I've heard the same with the silver and I agree with you on this. You can't slice off a slither of gold for some food.


----------



## thomasdangerpowers (Mar 2, 2012)

gold is a store of value you don't really make money, I have gold and I'm going to try and sell it for silver if I can get a good deal. silver has much more upside potential because it is a precious metal a base metal and has more uses than any other metal on earth with the possible exeption of gold. however we use silver and don't recyle so actually it is aready more rare than gold. plus only 10% of the market is physical silver the rest is etf's share basically an IOU for an IOU for futer silver to be mined besides smaller amounts of silver would be more handy who will have change for a 1oz gold coin worth 10,000 dollars if the dollar takes a serious dive?


----------



## FLPrepper (Jun 6, 2016)

Ah, I miss the days when gold traded at these prices. Let's hope we see $1700 again relatively soon.


----------



## sideKahr (Oct 15, 2014)

Your price is incorrect. Spot gold is trading at $1273.82.


----------



## Operator6 (Oct 29, 2015)

sideKahr said:


> Your price is incorrect. Spot gold is trading at $1273.82.

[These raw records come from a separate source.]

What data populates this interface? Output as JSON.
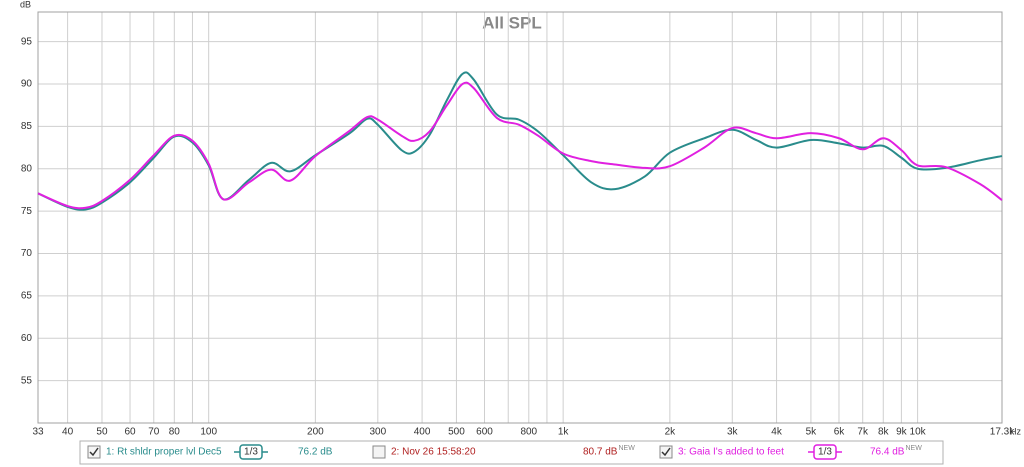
{
  "chart_data": {
    "type": "line",
    "title": "All SPL",
    "y_label": "dB",
    "x_label": "Hz",
    "log_x": true,
    "grid": true,
    "xlim": [
      33,
      17300
    ],
    "ylim": [
      50,
      98.5
    ],
    "yticks": [
      55,
      60,
      65,
      70,
      75,
      80,
      85,
      90,
      95
    ],
    "xticks": [
      33,
      40,
      50,
      60,
      70,
      80,
      100,
      200,
      300,
      400,
      500,
      600,
      800,
      {
        "value": 1000,
        "label": "1k"
      },
      {
        "value": 2000,
        "label": "2k"
      },
      {
        "value": 3000,
        "label": "3k"
      },
      {
        "value": 4000,
        "label": "4k"
      },
      {
        "value": 5000,
        "label": "5k"
      },
      {
        "value": 6000,
        "label": "6k"
      },
      {
        "value": 7000,
        "label": "7k"
      },
      {
        "value": 8000,
        "label": "8k"
      },
      {
        "value": 9000,
        "label": "9k"
      },
      {
        "value": 10000,
        "label": "10k"
      },
      {
        "value": 17300,
        "label": "17.3k"
      }
    ],
    "minor_xticks": [
      90,
      700,
      900
    ],
    "x": [
      33,
      40,
      45,
      50,
      60,
      70,
      80,
      90,
      100,
      110,
      130,
      150,
      170,
      200,
      250,
      280,
      300,
      350,
      380,
      420,
      470,
      520,
      560,
      650,
      750,
      850,
      1000,
      1200,
      1400,
      1700,
      2000,
      2500,
      3000,
      3500,
      4000,
      5000,
      6000,
      7000,
      8000,
      9000,
      10000,
      12000,
      15000,
      17300
    ],
    "series": [
      {
        "name": "1: Rt shldr proper lvl Dec5",
        "color": "#2a8c8c",
        "checked": true,
        "smoothing": "1/3",
        "level": "76.2 dB",
        "values": [
          77.1,
          75.5,
          75.2,
          76.0,
          78.4,
          81.3,
          83.8,
          83.1,
          80.4,
          76.4,
          78.7,
          80.7,
          79.7,
          81.6,
          84.2,
          85.9,
          85.2,
          82.2,
          82.0,
          84.0,
          88.1,
          91.2,
          90.5,
          86.4,
          85.8,
          84.4,
          81.6,
          78.4,
          77.6,
          79.1,
          81.9,
          83.6,
          84.6,
          83.4,
          82.5,
          83.4,
          83.0,
          82.5,
          82.7,
          81.3,
          80.0,
          80.1,
          81.0,
          81.5
        ]
      },
      {
        "name": "2: Nov 26 15:58:20",
        "color": "#b02020",
        "checked": false,
        "level": "80.7 dB",
        "badge": "NEW"
      },
      {
        "name": "3: Gaia I's added to feet",
        "color": "#e020e0",
        "checked": true,
        "smoothing": "1/3",
        "level": "76.4 dB",
        "badge": "NEW",
        "values": [
          77.1,
          75.6,
          75.4,
          76.2,
          78.7,
          81.6,
          83.9,
          83.3,
          80.6,
          76.4,
          78.4,
          79.9,
          78.6,
          81.5,
          84.5,
          86.1,
          85.8,
          83.9,
          83.3,
          84.4,
          87.5,
          90.0,
          89.5,
          86.0,
          85.2,
          83.9,
          81.8,
          80.9,
          80.5,
          80.1,
          80.3,
          82.5,
          84.8,
          84.2,
          83.6,
          84.2,
          83.6,
          82.3,
          83.6,
          82.2,
          80.4,
          80.2,
          78.2,
          76.3
        ]
      }
    ]
  }
}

That's good info but I don't think anyone's incorrect. No one has stated today's gold price but you.


----------



## sideKahr (Oct 15, 2014)

Operator6 said:


> That's good info but I don't think anyone's incorrect. No one has stated today's gold price but you.


Then I don't understand the title of the post: "Gold at 1732.40!!"


----------



## Operator6 (Oct 29, 2015)

sideKahr said:


> Then I don't understand the title of the post: "Gold at 1732.40!!"

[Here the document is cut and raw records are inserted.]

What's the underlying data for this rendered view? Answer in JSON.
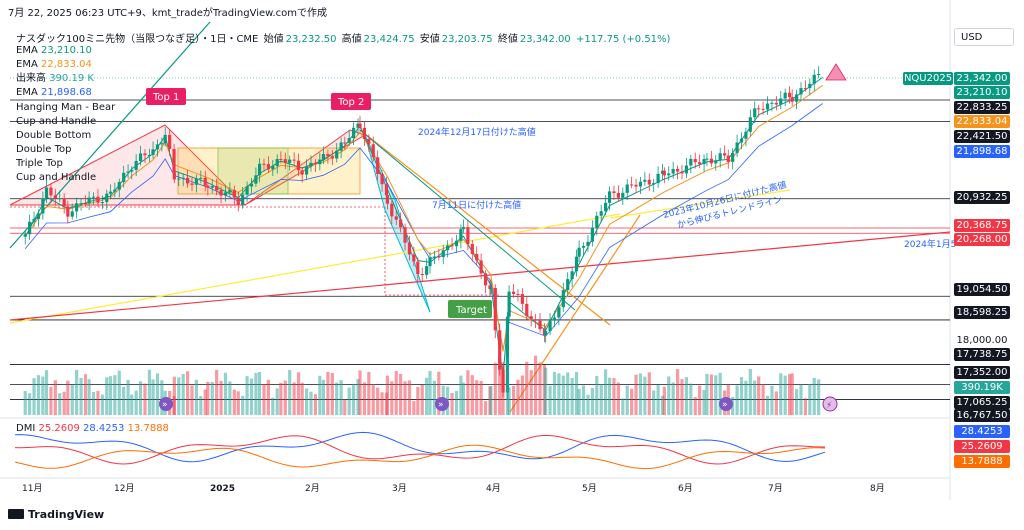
{
  "header": {
    "timestamp_line": "7月 22, 2025 06:23 UTC+9、kmt_tradeがTradingView.comで作成",
    "currency_button": "USD"
  },
  "symbol_info": {
    "name": "ナスダック100ミニ先物（当限つなぎ足）・1日・CME",
    "open_label": "始値",
    "open": "23,232.50",
    "high_label": "高値",
    "high": "23,424.75",
    "low_label": "安値",
    "low": "23,203.75",
    "close_label": "終値",
    "close": "23,342.00",
    "change": "+117.75 (+0.51%)"
  },
  "indicators": [
    {
      "label": "EMA",
      "value": "23,210.10",
      "color": "#089981"
    },
    {
      "label": "EMA",
      "value": "22,833.04",
      "color": "#f7931a"
    },
    {
      "label": "出来高",
      "value": "390.19 K",
      "color": "#26a69a"
    },
    {
      "label": "EMA",
      "value": "21,898.68",
      "color": "#2962ff"
    }
  ],
  "patterns": [
    "Hanging Man - Bear",
    "Cup and Handle",
    "Double Bottom",
    "Double Top",
    "Triple Top",
    "Cup and Handle"
  ],
  "dmi": {
    "label": "DMI",
    "plus": "25.2609",
    "minus": "28.4253",
    "adx": "13.7888"
  },
  "annotations": {
    "top1": "Top 1",
    "top2": "Top 2",
    "target": "Target",
    "high_2024_dec17": "2024年12月17日付けた高値",
    "high_jul11": "7月11日に付けた高値",
    "trendline_2023": "2023年10月26日に付けた高値\nから伸びるトレンドライン",
    "jan5_2024": "2024年1月5"
  },
  "price_scale": {
    "symbol_tag": "NQU2025",
    "levels": [
      {
        "value": "23,342.00",
        "bg": "#089981",
        "fg": "#ffffff"
      },
      {
        "value": "23,210.10",
        "bg": "#089981",
        "fg": "#ffffff"
      },
      {
        "value": "22,833.25",
        "bg": "#131722",
        "fg": "#ffffff"
      },
      {
        "value": "22,833.04",
        "bg": "#f7931a",
        "fg": "#ffffff"
      },
      {
        "value": "22,421.50",
        "bg": "#131722",
        "fg": "#ffffff"
      },
      {
        "value": "21,898.68",
        "bg": "#2962ff",
        "fg": "#ffffff"
      },
      {
        "value": "20,932.25",
        "bg": "#131722",
        "fg": "#ffffff"
      },
      {
        "value": "20,368.75",
        "bg": "#f23645",
        "fg": "#ffffff"
      },
      {
        "value": "20,268.00",
        "bg": "#f23645",
        "fg": "#ffffff"
      },
      {
        "value": "19,054.50",
        "bg": "#131722",
        "fg": "#ffffff"
      },
      {
        "value": "18,598.25",
        "bg": "#131722",
        "fg": "#ffffff"
      },
      {
        "value": "18,000.00",
        "bg": "transparent",
        "fg": "#131722"
      },
      {
        "value": "17,738.75",
        "bg": "#131722",
        "fg": "#ffffff"
      },
      {
        "value": "17,352.00",
        "bg": "#131722",
        "fg": "#ffffff"
      },
      {
        "value": "390.19K",
        "bg": "#26a69a",
        "fg": "#ffffff"
      },
      {
        "value": "17,065.25",
        "bg": "#131722",
        "fg": "#ffffff"
      },
      {
        "value": "16,767.50",
        "bg": "#131722",
        "fg": "#ffffff"
      }
    ],
    "dmi_levels": [
      {
        "value": "28.4253",
        "bg": "#2962ff",
        "fg": "#ffffff"
      },
      {
        "value": "25.2609",
        "bg": "#f23645",
        "fg": "#ffffff"
      },
      {
        "value": "13.7888",
        "bg": "#ff6d00",
        "fg": "#ffffff"
      }
    ]
  },
  "x_axis_labels": [
    "11月",
    "12月",
    "2025",
    "2月",
    "3月",
    "4月",
    "5月",
    "6月",
    "7月",
    "8月"
  ],
  "footer": {
    "brand": "TradingView"
  },
  "chart_data": {
    "type": "candlestick",
    "y_range": [
      16767.5,
      23700
    ],
    "horizontal_levels": [
      22833.25,
      22421.5,
      20932.25,
      20368.75,
      20268.0,
      19054.5,
      18598.25,
      17738.75,
      17352.0,
      17065.25
    ],
    "close_path": [
      {
        "x": "2024-11-01",
        "y": 20200
      },
      {
        "x": "2024-11-08",
        "y": 21100
      },
      {
        "x": "2024-11-15",
        "y": 20700
      },
      {
        "x": "2024-11-22",
        "y": 20900
      },
      {
        "x": "2024-11-29",
        "y": 21000
      },
      {
        "x": "2024-12-06",
        "y": 21600
      },
      {
        "x": "2024-12-13",
        "y": 21850
      },
      {
        "x": "2024-12-17",
        "y": 22200
      },
      {
        "x": "2024-12-20",
        "y": 21350
      },
      {
        "x": "2024-12-31",
        "y": 21200
      },
      {
        "x": "2025-01-10",
        "y": 20900
      },
      {
        "x": "2025-01-17",
        "y": 21500
      },
      {
        "x": "2025-01-24",
        "y": 21700
      },
      {
        "x": "2025-01-31",
        "y": 21500
      },
      {
        "x": "2025-02-07",
        "y": 21700
      },
      {
        "x": "2025-02-14",
        "y": 22000
      },
      {
        "x": "2025-02-19",
        "y": 22400
      },
      {
        "x": "2025-02-28",
        "y": 20900
      },
      {
        "x": "2025-03-10",
        "y": 19500
      },
      {
        "x": "2025-03-14",
        "y": 19700
      },
      {
        "x": "2025-03-25",
        "y": 20300
      },
      {
        "x": "2025-04-03",
        "y": 19100
      },
      {
        "x": "2025-04-07",
        "y": 17200
      },
      {
        "x": "2025-04-09",
        "y": 19200
      },
      {
        "x": "2025-04-21",
        "y": 18300
      },
      {
        "x": "2025-05-02",
        "y": 19900
      },
      {
        "x": "2025-05-12",
        "y": 21000
      },
      {
        "x": "2025-05-30",
        "y": 21400
      },
      {
        "x": "2025-06-13",
        "y": 21700
      },
      {
        "x": "2025-06-20",
        "y": 21700
      },
      {
        "x": "2025-06-30",
        "y": 22700
      },
      {
        "x": "2025-07-11",
        "y": 22900
      },
      {
        "x": "2025-07-21",
        "y": 23342
      }
    ],
    "ema_fast_last": 23210.1,
    "ema_mid_last": 22833.04,
    "ema_slow_last": 21898.68,
    "volume_last": "390.19K",
    "dmi_last": {
      "plus": 25.2609,
      "minus": 28.4253,
      "adx": 13.7888
    }
  }
}
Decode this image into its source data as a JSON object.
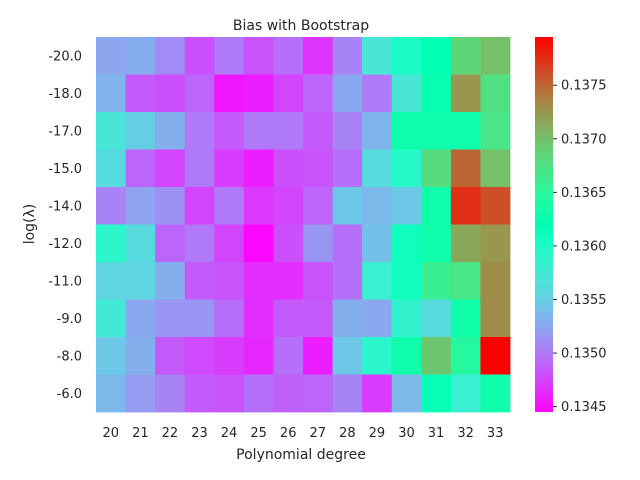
{
  "chart_data": {
    "type": "heatmap",
    "title": "Bias with Bootstrap",
    "xlabel": "Polynomial degree",
    "ylabel": "log(λ)",
    "x": [
      20,
      21,
      22,
      23,
      24,
      25,
      26,
      27,
      28,
      29,
      30,
      31,
      32,
      33
    ],
    "y": [
      "-20.0",
      "-18.0",
      "-17.0",
      "-15.0",
      "-14.0",
      "-12.0",
      "-11.0",
      "-9.0",
      "-8.0",
      "-6.0"
    ],
    "colorbar": {
      "colormap": "rainbow",
      "range": [
        0.13445,
        0.13795
      ],
      "ticks": [
        0.1345,
        0.135,
        0.1355,
        0.136,
        0.1365,
        0.137,
        0.1375
      ],
      "tick_labels": [
        "0.1345",
        "0.1350",
        "0.1355",
        "0.1360",
        "0.1365",
        "0.1370",
        "0.1375"
      ]
    },
    "values": [
      [
        0.13524,
        0.13528,
        0.1351,
        0.1348,
        0.135,
        0.13482,
        0.13495,
        0.13468,
        0.13505,
        0.1357,
        0.136,
        0.1362,
        0.13685,
        0.137
      ],
      [
        0.13532,
        0.13485,
        0.1348,
        0.1349,
        0.13455,
        0.13458,
        0.13475,
        0.1349,
        0.13525,
        0.135,
        0.1357,
        0.13625,
        0.13725,
        0.13675
      ],
      [
        0.1357,
        0.1355,
        0.1353,
        0.135,
        0.13485,
        0.135,
        0.135,
        0.13485,
        0.13505,
        0.13532,
        0.1363,
        0.1363,
        0.1363,
        0.1367
      ],
      [
        0.1356,
        0.1349,
        0.13475,
        0.135,
        0.13472,
        0.13458,
        0.1348,
        0.13482,
        0.13495,
        0.1356,
        0.13595,
        0.1368,
        0.1375,
        0.137
      ],
      [
        0.13505,
        0.13522,
        0.13512,
        0.13475,
        0.135,
        0.1347,
        0.13475,
        0.1349,
        0.13545,
        0.13535,
        0.13545,
        0.1363,
        0.13775,
        0.1376
      ],
      [
        0.1359,
        0.1356,
        0.1349,
        0.135,
        0.13475,
        0.13448,
        0.1348,
        0.13515,
        0.13495,
        0.1354,
        0.1361,
        0.1363,
        0.13715,
        0.13725
      ],
      [
        0.13555,
        0.13555,
        0.1353,
        0.13485,
        0.13482,
        0.13465,
        0.13465,
        0.13482,
        0.13495,
        0.1358,
        0.1361,
        0.1366,
        0.1367,
        0.1373
      ],
      [
        0.13575,
        0.13525,
        0.13515,
        0.13515,
        0.13495,
        0.13465,
        0.13485,
        0.13485,
        0.1353,
        0.13525,
        0.13585,
        0.1356,
        0.1363,
        0.1373
      ],
      [
        0.13545,
        0.1353,
        0.13485,
        0.13478,
        0.13472,
        0.13462,
        0.13495,
        0.13458,
        0.13545,
        0.1359,
        0.1363,
        0.13695,
        0.13645,
        0.13795
      ],
      [
        0.13535,
        0.13518,
        0.13505,
        0.13485,
        0.13482,
        0.13495,
        0.13488,
        0.1349,
        0.13505,
        0.13472,
        0.13535,
        0.13615,
        0.1358,
        0.1363
      ]
    ]
  }
}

Look at the date the thread was started.


----------



## sideKahr (Oct 15, 2014)

Sorry. My mistake.


----------



## 8301 (Nov 29, 2014)

I was all excited until I noticed the date. :sad2:


----------



## Urinal Cake (Oct 19, 2013)

I agree I was wondering where the OP got that price, maybe it was a golden dream....


----------



## rice paddy daddy (Jul 17, 2012)

Just think about the suckers at the time who bought into all the breathless predictions that gold would be $2400/oz very soon and paid over $1800/oz.
Good thing my wife and I are poor.


----------



## Operator6 (Oct 29, 2015)

rice paddy daddy said:


> Just think about the suckers at the time who bought into all the breathless predictions that gold would be $2400/oz very soon and paid over $1800/oz.
> Good thing my wife and I are poor.


Same ones bought AR's for 1500.00 at gunshows.


----------



## RotalSnart (Jul 17, 2016)

I feel sorry for all of the suckers that didn't buy $14 silver and $1057 gold last November.

The black Friday sales were EPIC!!!!!!

And I seriously don't think any Argentinian would regret buying gold with Argentinian pesos a few years back.....it's almost 20,000 Argentinian pesos an ounce now, and you can get anything you want on the black market with it.


----------